Labour leadership contender John McDonnell MP said: “When control orders were introduced, we warned that this measure was a ruse to detain people without trial. Now it is escalating. If there is evidence, these people should be brought to trial. If not, they must not be subject to control orders, which undermine the fundamental priniciple of habeas corpus, a key aspect of our legal system for centuries.”
A Campaign Against Criminalising Communities (CAMPACC) spokesman warned that Mr Reid’s announcement is a “grave warning that no-one is safe from punishment without trial and that the government is moving further towards a police state.”

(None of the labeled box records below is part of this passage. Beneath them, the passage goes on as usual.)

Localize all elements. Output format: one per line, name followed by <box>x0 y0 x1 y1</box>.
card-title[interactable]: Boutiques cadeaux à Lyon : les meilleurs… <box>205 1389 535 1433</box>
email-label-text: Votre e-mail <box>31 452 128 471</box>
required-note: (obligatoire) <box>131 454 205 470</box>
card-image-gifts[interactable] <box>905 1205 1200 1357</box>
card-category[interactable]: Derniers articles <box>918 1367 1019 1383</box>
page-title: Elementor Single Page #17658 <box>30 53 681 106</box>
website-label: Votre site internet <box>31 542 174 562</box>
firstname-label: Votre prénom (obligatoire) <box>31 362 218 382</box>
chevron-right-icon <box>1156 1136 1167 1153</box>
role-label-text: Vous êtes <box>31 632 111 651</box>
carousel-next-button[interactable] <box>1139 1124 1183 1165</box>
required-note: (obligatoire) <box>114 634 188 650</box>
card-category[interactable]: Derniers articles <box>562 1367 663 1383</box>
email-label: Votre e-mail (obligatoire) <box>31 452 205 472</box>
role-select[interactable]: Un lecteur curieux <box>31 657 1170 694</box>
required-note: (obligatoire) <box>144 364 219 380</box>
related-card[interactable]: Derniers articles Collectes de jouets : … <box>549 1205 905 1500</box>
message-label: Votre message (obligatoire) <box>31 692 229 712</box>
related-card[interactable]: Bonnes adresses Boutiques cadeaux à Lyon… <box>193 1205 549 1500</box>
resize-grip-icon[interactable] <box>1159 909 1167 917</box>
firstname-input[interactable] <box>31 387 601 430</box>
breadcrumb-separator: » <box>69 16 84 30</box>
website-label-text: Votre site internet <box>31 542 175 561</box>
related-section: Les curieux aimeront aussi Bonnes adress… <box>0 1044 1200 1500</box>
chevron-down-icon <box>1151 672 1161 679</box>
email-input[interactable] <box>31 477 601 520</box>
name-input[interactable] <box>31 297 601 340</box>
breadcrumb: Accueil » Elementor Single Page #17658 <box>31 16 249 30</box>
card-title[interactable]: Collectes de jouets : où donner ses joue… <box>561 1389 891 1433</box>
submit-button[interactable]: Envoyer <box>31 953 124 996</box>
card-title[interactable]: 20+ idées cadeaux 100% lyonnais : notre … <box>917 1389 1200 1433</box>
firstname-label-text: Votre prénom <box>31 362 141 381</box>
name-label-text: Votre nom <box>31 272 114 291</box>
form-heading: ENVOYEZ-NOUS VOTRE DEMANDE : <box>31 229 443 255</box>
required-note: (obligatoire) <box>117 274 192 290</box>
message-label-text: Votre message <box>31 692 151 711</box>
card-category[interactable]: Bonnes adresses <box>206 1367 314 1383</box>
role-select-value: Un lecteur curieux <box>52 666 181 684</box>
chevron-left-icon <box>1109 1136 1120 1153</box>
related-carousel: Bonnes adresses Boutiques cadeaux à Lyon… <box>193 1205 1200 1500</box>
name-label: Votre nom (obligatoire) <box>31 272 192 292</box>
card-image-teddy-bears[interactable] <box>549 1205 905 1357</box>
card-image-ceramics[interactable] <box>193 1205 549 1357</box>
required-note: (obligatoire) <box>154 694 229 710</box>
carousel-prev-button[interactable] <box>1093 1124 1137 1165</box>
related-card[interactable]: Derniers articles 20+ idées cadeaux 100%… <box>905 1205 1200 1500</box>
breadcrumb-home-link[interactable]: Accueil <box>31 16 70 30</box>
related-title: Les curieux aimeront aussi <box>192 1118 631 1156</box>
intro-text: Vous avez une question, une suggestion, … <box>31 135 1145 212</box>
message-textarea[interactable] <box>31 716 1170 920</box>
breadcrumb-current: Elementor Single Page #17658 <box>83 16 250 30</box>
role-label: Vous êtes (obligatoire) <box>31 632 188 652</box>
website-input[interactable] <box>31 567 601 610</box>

Shadow home secretary David Davis stormed that control orders are “being used as a substitute for serious law enforcement and are ineffective as a means of public protection”.
“The government is resorting to using these ineffective control orders, even when they could be using evidence to prosecute and convict these people so that they can be properly imprisoned,” he said. “If the government deems a person to be a terror suspect dangerous enough to be held under an arbitrary form of house arrest, it is outrageous that they are not taking all available steps to prosecute, convict and imprison that individual.”
But the CAMPACC spokesman stressed that Mr Davis had accepted the assumption that control orders are necessary to prevent terrorist attacks in cases where available evidence is inadequate for a prosecution, while criticising the government for failure to prosecute.
“The use of such powers has nothing to do with public safety,” he insisted, noting that the July 7 2005 bombers “had been well known to the authorities as people likely to carry out a terrorist attack, yet, apparently, little was done to prevent this.”
“The government’s illogic should be turned upside-down,” he added. “Control orders are about creating more and more terror suspects, spreading a climate of fear and using the law as a political weapon, especially for terrorising Muslim and migrant communities.”
Unlock Democracy director Peter Facey said: “Control orders not only compromise those rights but appear to fail to even do the job that they are designed for. The fact that three individuals under control orders have absconded suggests fundamental problems with implementation. This needs to be addressed before giving the state such sweeping powers.”
A Respect spokesman agreed, saying: “It doesn’t take a rocket scientist to see that these people who have been deprived of their liberty are young Muslims. They would be prosecuted if there was a shred of evidence against them.”